On peut apprécier ou non El Hadji Ousseynou Diouf. On peut discuter de son ton, de sa liberté de parole, parfois brutale et cash. Son personnage est singulier. Pourquoi il a été surnommé Dioufy Fire d’ailleurs? Mais une chose ne devrait même pas faire débat : son droit à la parole.
La légitimité de Diouf à s’exprimer sur le football sénégalais est indiscutable. Double Ballon d’Or africain, ancien capitaine des Lions, acteur central de l’épopée de 2002, El Hadji Diouf n’est ni un chroniqueur d’émission TV, ni un commentateur de salon encore moins un polémiste de circonstance.

El Hadji Diouf est sans conteste, l’un de ceux qui ont porté le Sénégal au sommet à travers le football. Il parle parce qu’il a vécu le vestiaire, la pression populaire, les victoires fondatrices et aussi les désillusions amères et historiques. Sa parole n’est pas une posture : c’est une expérience.
Les propos qui lui valent aujourd’hui une sortie officielle de la Fédération sénégalaise de football n’ont rien d’inventé. Rien du tout ! Ils décrivent une réalité connue de tous ceux qui suivent sérieusement la tanière, souvent évoquée à demi-mot, jamais assumée publiquement. El Hadji Diouf n’a pas créé un récit : il a dit ce que beaucoup savent et n’osent évoquer.

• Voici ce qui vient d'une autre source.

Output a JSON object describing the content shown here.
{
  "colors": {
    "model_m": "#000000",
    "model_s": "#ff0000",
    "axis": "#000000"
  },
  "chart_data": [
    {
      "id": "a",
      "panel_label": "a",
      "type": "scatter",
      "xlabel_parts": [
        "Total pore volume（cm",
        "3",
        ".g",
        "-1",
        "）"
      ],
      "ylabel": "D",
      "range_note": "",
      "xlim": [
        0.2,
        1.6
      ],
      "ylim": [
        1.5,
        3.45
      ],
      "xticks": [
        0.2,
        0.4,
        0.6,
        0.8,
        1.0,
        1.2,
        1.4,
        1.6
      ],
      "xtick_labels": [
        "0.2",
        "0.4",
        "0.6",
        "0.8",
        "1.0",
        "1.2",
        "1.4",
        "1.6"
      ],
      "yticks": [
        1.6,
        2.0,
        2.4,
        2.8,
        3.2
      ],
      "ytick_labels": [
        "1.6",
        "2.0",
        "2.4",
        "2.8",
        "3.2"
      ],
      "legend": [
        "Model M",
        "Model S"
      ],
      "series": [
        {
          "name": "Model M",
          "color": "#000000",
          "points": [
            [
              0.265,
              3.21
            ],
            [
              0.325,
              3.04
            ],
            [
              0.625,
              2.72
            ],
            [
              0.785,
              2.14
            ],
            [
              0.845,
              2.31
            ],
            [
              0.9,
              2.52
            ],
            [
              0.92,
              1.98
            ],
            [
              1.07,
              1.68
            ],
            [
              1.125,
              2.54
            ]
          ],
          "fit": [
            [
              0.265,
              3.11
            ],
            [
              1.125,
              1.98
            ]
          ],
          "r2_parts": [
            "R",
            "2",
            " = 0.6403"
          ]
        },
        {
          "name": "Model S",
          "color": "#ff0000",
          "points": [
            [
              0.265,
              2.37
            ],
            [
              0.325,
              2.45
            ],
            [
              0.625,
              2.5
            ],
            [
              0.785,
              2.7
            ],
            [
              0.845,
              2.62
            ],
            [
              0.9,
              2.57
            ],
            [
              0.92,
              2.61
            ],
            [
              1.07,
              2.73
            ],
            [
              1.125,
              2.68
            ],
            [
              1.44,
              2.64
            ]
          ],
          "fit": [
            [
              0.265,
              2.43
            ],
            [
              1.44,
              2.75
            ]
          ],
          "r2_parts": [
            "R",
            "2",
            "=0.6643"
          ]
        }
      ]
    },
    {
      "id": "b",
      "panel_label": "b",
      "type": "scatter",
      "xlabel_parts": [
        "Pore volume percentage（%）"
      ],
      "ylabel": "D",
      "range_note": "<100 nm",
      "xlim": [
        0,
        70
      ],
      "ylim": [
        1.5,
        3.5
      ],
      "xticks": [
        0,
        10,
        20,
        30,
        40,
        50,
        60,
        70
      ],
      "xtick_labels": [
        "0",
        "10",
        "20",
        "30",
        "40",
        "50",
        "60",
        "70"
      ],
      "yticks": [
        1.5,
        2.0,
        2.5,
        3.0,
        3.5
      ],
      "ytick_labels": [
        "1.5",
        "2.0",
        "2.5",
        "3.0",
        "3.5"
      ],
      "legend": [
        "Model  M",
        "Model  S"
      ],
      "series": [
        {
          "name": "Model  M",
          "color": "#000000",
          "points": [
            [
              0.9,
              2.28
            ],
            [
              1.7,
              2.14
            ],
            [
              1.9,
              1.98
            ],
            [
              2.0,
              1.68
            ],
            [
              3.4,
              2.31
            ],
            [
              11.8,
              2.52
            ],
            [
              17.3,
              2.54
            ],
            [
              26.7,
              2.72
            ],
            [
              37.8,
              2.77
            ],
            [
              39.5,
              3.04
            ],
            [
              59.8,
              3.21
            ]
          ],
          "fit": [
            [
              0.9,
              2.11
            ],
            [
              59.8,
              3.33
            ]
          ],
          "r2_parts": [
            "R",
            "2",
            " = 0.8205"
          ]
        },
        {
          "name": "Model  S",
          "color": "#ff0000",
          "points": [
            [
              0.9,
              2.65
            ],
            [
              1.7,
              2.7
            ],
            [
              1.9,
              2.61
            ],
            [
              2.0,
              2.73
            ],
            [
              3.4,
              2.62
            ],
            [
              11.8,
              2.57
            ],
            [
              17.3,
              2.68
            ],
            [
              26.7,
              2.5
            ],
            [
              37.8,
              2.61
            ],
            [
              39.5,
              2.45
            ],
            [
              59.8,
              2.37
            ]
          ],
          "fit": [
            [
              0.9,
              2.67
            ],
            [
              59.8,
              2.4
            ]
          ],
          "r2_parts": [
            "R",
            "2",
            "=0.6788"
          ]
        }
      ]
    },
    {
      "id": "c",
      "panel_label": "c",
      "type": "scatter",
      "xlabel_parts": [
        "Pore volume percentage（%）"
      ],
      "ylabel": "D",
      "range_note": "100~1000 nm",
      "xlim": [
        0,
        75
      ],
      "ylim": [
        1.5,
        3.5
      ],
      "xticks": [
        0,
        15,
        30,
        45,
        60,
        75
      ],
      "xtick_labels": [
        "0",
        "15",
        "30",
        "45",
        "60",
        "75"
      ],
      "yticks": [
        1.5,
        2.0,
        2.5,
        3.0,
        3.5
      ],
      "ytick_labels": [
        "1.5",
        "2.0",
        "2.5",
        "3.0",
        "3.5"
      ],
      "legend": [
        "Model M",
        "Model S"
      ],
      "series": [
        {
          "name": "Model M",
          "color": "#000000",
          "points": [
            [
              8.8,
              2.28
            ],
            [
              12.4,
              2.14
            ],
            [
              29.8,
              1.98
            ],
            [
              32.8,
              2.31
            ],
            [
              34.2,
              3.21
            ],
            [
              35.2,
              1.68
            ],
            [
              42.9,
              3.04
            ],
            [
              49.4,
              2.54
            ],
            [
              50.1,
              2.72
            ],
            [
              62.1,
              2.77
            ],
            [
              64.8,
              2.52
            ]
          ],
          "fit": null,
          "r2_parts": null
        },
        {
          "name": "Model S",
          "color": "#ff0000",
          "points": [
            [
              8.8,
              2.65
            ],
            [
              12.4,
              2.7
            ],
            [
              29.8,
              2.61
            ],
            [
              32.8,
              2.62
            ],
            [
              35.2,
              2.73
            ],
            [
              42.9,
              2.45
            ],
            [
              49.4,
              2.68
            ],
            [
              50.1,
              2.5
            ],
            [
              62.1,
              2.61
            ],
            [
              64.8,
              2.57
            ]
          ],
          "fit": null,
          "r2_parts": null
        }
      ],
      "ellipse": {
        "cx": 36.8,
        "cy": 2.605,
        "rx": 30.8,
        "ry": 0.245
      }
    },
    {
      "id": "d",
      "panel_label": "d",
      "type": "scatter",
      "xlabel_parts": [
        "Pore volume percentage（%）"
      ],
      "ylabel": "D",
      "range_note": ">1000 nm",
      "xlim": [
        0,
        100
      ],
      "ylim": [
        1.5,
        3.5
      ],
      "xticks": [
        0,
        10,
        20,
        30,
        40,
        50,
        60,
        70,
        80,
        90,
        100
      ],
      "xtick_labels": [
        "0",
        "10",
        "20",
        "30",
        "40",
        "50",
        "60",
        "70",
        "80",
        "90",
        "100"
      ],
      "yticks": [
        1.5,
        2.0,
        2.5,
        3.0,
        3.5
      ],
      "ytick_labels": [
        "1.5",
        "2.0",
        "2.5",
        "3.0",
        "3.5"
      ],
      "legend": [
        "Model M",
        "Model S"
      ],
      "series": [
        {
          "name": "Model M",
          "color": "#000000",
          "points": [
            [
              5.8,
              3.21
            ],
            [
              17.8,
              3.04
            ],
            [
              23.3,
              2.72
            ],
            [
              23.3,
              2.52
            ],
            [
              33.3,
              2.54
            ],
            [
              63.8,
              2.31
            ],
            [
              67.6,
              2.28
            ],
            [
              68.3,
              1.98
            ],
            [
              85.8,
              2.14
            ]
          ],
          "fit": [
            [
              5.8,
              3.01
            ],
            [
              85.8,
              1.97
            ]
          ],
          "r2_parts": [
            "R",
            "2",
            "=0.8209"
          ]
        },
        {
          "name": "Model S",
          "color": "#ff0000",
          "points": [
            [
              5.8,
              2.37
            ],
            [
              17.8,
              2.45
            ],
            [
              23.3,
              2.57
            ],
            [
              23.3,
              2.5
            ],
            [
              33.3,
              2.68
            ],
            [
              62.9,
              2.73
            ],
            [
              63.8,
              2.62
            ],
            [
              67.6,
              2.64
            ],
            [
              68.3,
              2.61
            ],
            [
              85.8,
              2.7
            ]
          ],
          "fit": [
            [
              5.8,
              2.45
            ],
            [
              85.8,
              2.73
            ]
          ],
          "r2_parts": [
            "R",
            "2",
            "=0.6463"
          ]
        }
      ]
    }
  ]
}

Rappelons nous des propos récents de Sadio Mané sur Diouf. Sadio, leader actuel des Lions a rappelé publiquement le rôle important qu’El Hadji Diouf joue au sein du groupe des Lions : ses conseils, sa présence utile, son statut de grand frère…Et, quand Sadio Mané, la figure la plus respectée du football sénégalais actuel reconnaît l’utilité de Diouf, il devient difficile de réduire le double ballon d’or africain à un simple agitateur.
Maintenant, une question se pose : pourquoi une telle fébrilité institutionnelle ?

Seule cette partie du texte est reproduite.